Конечно, это был резонерский голос духа Илия.
– С черной северной стороны, куда уходят после смерти, явилось племя ацтеков, – шелестел он полуденным высокогорным ветерком, кладбищенски-могильно подвывая. – Здесь им приглянулся каменный остров, где среди кактусов кишели змеи. Ацтеки пожирали змей, закусывали кактусами, а из камней сложили город. Их бог был велик – Уицилопочтли –
Дух Илий настолько возвысил голос, что в ушах Василия свистело, будто седобородые ветры произвольно гуляли в голове, – пробовал заткнуть ухо пальцем, но выбрасывало, как шампанскую пробку.

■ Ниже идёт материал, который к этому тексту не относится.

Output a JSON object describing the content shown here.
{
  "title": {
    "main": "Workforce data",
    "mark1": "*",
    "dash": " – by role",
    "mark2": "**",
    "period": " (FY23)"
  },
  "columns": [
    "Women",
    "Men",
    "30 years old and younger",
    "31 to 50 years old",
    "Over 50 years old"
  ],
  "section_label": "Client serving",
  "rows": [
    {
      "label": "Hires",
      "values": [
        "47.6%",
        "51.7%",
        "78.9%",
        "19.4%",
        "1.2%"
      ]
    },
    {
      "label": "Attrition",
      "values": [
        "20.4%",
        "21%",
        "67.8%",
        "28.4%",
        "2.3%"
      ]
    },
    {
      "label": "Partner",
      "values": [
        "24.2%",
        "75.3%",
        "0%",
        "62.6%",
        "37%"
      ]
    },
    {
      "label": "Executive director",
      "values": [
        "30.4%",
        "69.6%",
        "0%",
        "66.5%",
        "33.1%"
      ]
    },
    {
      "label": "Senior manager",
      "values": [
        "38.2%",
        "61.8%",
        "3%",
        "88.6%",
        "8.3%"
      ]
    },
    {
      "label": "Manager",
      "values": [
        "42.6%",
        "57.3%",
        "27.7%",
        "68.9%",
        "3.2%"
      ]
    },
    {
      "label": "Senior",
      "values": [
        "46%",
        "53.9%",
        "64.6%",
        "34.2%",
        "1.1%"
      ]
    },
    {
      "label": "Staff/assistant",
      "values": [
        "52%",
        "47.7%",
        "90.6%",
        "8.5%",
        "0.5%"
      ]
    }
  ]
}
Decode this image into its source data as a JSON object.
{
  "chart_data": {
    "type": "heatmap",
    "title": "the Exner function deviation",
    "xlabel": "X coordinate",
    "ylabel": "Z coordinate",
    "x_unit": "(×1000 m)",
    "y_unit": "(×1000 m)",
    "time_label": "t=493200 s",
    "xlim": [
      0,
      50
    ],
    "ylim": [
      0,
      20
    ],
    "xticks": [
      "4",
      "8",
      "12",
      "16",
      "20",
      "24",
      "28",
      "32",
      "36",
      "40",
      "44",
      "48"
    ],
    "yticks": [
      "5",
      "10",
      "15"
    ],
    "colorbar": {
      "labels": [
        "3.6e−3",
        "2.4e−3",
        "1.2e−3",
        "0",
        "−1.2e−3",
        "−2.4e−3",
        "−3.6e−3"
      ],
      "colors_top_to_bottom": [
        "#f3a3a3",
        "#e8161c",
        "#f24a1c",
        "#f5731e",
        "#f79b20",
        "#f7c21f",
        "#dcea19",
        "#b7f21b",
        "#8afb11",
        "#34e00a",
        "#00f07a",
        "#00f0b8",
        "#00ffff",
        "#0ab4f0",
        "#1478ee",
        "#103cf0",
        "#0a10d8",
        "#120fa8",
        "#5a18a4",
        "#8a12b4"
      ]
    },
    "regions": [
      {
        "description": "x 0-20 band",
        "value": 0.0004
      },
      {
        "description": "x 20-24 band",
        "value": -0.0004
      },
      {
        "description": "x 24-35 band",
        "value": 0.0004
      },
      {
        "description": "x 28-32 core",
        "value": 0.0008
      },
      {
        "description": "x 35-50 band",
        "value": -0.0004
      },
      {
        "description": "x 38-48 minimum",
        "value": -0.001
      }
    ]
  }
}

– Истина – сильный сквозняк! Не укроешься, – заметил Илий. – Рассерженный владыка – Моктесума – был последним правителем города. Он ожидал по древнему завету второго пришествия Кецалькоатля, чтобы передать верховную власть. Известно, с востока грядет высокий белый человек, чернобородый и большеглазый, новое воплощение пернатого змея, мудрейшего из мудрых, сошедшего с тринадцатого неба. Моктесума верил, что мир и покой обнимут страну ацтеков. Он долго ждал, и вот свершилось! Хоть и не дословно. Нагрянули десятки ипостасей Кецалькоатля – белые, чернобородые, рыжие, плешивые, маленькие, дородные – целый отряд. Смущенный Моктесума однако принял всех. Зато испанские конкистадоры не приняли Теночтитлан. Ужаснулись, увидев, как льется кровь по жертвенным камням. В железных доспехах, с тяжелыми двуручными мечами обрушились на город, сравняв с землей.
– А каменное ухо? – спросил Василий невпопад.
– Ухо глухо, но говорливо, – ответил Илий. – Моктесума понял, что обманулся в ожиданиях, и успел схоронить несметные сокровища ацтеков. Многое отыскали конкистадоры. Но самое ценное – несравненный изумруд Глаз Моктесумы, а также золотые уши богини плодородия Икс-Чель – сокрыто по сию пору. Меж духов, впрочем, идет последнее время молва, будто некий человек, родом из Тулы…
Перебивая Илия, кто-то настойчиво тянул за рукав:
– Васенька, милый, что ты свистишь на все руины! Какой-то свистовой столбняк! Тебе вредны древние развалины – идем-идем. Мы едем на корриду.
Когда они возвращались мимо без устали пляшущих ацтеков, Пако сказал:
– Думаете, деньги зарабатывают? Жалкие песо? Смысл ритуальных танцев перед кафедральным собором куда как глубже! Потомки Моктесумы мстят за своих богов – сотрясая почву, они разрушат испанский храм. Видите, как накренился! И кто знает, что будет на этом месте через пятьсот лет.
Бой быков
Пласа де лос торос – Площадь быков – со стороны просто футбольный стадион. Правда, вокруг – бычьи изваяния, в натуральную величину, как памятники героям.
По длинному туннелю выбрались на трибуны, и чаша оказалась огромной, уходящей в глубь земли, подобно останкам Теночтитлана. На дне – песчаная арена. А меж трибун ощутим воздушный конус, опрокинутый и усеченный, быстро наполняемый сигарным дымом, – каждый уважающий себя курит здесь сигару.
С трибун, как из каменного колодца, на светлом еще небе видны звезды, особенно созвездие Быка. Взойдет Тореадор, и можно начинать – небесную, что ли битву?
Бой быков – все вроде ясно – должны помериться силами коровьи, с позволения сказать, самцы. На самом же деле с быком сойдется человек. Дерутся, или сражаются, как хотите. Меньше логики – больше символизма.